Topic: Designs, Articles and Context

I know of at least a few people who have their sites broken down into versions and as they move to a new design their content is "archived" under those old designs. I'm not really wanting to move any content, I'm just curious what you all think about the idea of breaking down a site by editions.

On one hand I think it's an interesting idea because it keeps your content in its original context. And then on the other hand it seems like some users who aren't expecting it would be confused by the fact that your site keeps changing looks at every other click. You know, consistency and all that.

So, I thought I'd ask you all what you think about the concept.


Re: Designs, Articles and Context

I haven't done many site rebuilds like this, but to me, an in ideal world, I think I would rather merge all the old content into the new site's design. Yeah, keeping it in context is kind of neat, but not as usable as having it there for a new visitor to find (and look the same as the rest of the stuff).

This would be extremely tricky though if image sizes differ and such, which is why the next site I build may use some kind of on-the-fly image sizing.

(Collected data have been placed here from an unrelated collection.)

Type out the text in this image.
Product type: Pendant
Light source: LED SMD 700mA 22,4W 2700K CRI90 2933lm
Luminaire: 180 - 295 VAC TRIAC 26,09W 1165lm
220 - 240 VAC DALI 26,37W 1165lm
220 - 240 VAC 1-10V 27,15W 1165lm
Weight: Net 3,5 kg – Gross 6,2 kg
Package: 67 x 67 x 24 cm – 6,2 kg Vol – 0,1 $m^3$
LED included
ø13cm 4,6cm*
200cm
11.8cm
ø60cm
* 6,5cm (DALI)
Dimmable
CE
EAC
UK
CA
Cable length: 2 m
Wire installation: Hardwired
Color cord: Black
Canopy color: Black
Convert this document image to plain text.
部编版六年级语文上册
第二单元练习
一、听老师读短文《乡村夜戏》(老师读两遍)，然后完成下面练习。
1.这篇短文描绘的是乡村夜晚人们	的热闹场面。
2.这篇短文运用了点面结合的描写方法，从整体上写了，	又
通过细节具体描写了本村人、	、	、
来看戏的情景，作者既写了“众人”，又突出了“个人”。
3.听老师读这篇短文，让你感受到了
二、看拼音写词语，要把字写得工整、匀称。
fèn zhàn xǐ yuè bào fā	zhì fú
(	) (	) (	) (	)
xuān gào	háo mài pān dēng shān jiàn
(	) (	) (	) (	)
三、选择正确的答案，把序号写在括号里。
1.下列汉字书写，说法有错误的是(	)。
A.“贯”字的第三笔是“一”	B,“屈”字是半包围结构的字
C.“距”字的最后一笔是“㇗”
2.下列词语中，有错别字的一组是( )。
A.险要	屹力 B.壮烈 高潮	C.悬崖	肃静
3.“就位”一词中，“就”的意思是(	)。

Re: Designs, Articles and Context

Thanks for your input Ben! Imagery was definitely one of my considerations in this. But I guess I have just seen people doing this kind of thing more often these days and it goes against what I always thought was consistency in web design, etc. But it made me think really hard about it, and I think that's a good thing.

The general responses I have been getting today is that it's a bad idea, and so I probably won't be going that route. But I may figure out some way to mirror my site to keep like a type of scheme that just references my content entirely. Then of course the problem comes down to duplicate content penalties etc. Whatever, that's probably all a topic for another day. smile

The first step I took yesterday was to standardize imagery on my site, not by size but by class. That way, in the future I just reference .focalImage in the CSS and tell the new design how wide every contextual image should be. It turns out to even have a benefit for Lightboxes as well.